Evaluation of polystyrene nanoplastic removal from aquatic environments and antibacterial activity against various harmful bacteria using jellyfish extract

Nanoplastics, increasingly detected in diverse environments, pose significant potential health risks and interact with biofilms in aquatic environments, facilitating the spread of pathogens. The potential use of leveraging jellyfish mucus to address marine pollution caused by plastics has been investigated. However, there is a lack of studies evaluating the environmental and human health risks associated with the after-use of jellyfish mucus-based materials.
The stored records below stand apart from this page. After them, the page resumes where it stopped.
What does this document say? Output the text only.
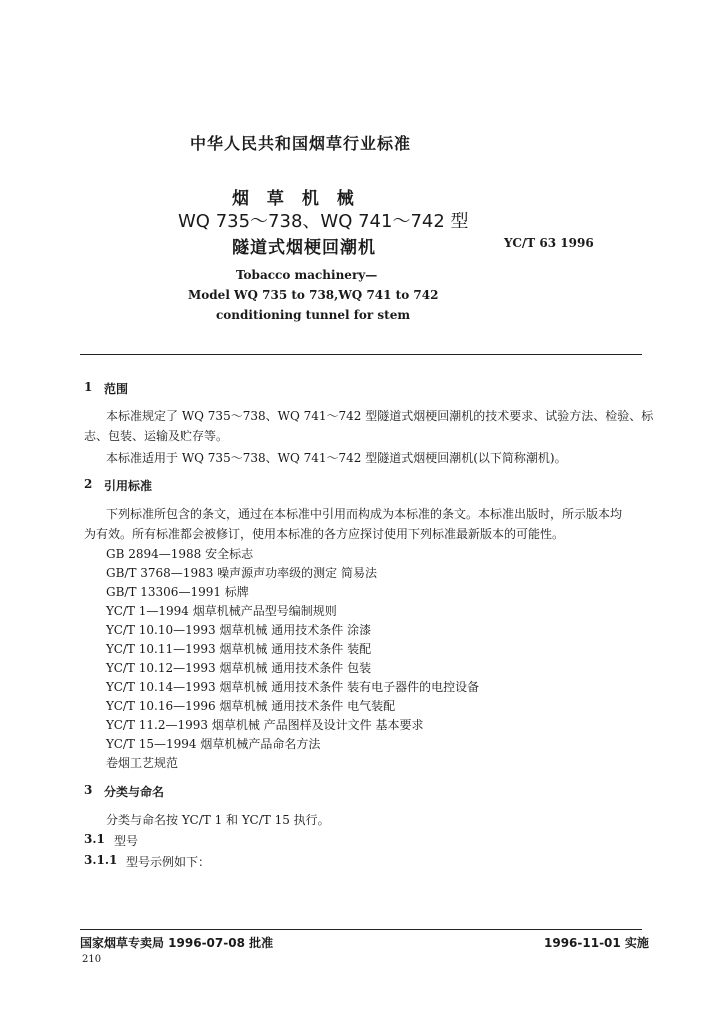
中华人民共和国烟草行业标准
烟 草 机 械
WQ 735～738、WQ 741～742 型
隧道式烟梗回潮机	YC/T 63 1996
Tobacco machinery—
Model WQ 735 to 738,WQ 741 to 742
conditioning tunnel for stem
1 范围
本标准规定了 WQ 735～738、WQ 741～742 型隧道式烟梗回潮机的技术要求、试验方法、检验、标
志、包装、运输及贮存等。
本标准适用于 WQ 735～738、WQ 741～742 型隧道式烟梗回潮机(以下简称潮机)。
2 引用标准
下列标准所包含的条文，通过在本标准中引用而构成为本标准的条文。本标准出版时，所示版本均
为有效。所有标准都会被修订，使用本标准的各方应探讨使用下列标准最新版本的可能性。
GB 2894—1988 安全标志
GB/T 3768—1983 噪声源声功率级的测定 简易法
GB/T 13306—1991 标牌
YC/T 1—1994 烟草机械产品型号编制规则
YC/T 10.10—1993 烟草机械 通用技术条件 涂漆
YC/T 10.11—1993 烟草机械 通用技术条件 装配
YC/T 10.12—1993 烟草机械 通用技术条件 包装
YC/T 10.14—1993 烟草机械 通用技术条件 装有电子器件的电控设备
YC/T 10.16—1996 烟草机械 通用技术条件 电气装配
YC/T 11.2—1993 烟草机械 产品图样及设计文件 基本要求
YC/T 15—1994 烟草机械产品命名方法
卷烟工艺规范
3 分类与命名
分类与命名按 YC/T 1 和 YC/T 15 执行。
3.1 型号
3.1.1 型号示例如下：
国家烟草专卖局 1996-07-08 批准	1996-11-01 实施
210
This study employed stress-induced jellyfish extract obtained from the immune response (JEI) of the moon jellyfish (Aurelia coerulea) to achieve the following: (1) assess the removal efficiency of polystyrene nanoplastics (PS-NPs) and evaluate the release of residual PS-NPs into water; (2) evaluate the antibacterial activity against six harmful bacterial species; (3) examine the impact on harmful bacterial communities in aquatic environments; (4) conduct cytotoxicity tests. JEI effectively captured PS-NPs and reduced both biofilm accumulation and residual PS-NP release into water following application. Exposure to JEI at concentrations of 50 and 100 mg/mL yielded statistically significant reductions in PS-NPs, with average removal rates of 84.65% (1.71 ± 0.38 mg/L) and 89.60% (1.81 ± 0.03 mg/L), respectively. JEI showed antibacterial activity against Acinetobacter baumannii, Enterobacter cloacae, Klebsiella pneumoniae, Pseudomonas aeruginosa, Bacillus subtilis, and Staphylococcus aureus, with higher efficacy against Gram-positive than Gram-negative bacteria. Considering its potential to alter harmful bacterial communities in aquatic environments, JEI should be regulated and discharged at a concentration below 0.01 mg/mL. No significant cytotoxicity was observed at this concentration. Therefore, the findings of this study underscore the necessity of managing nanoplastics in aquatic environments and suggest that JEI is a promising biomaterial for mitigating the spread of nanoplastics and harmful bacteria.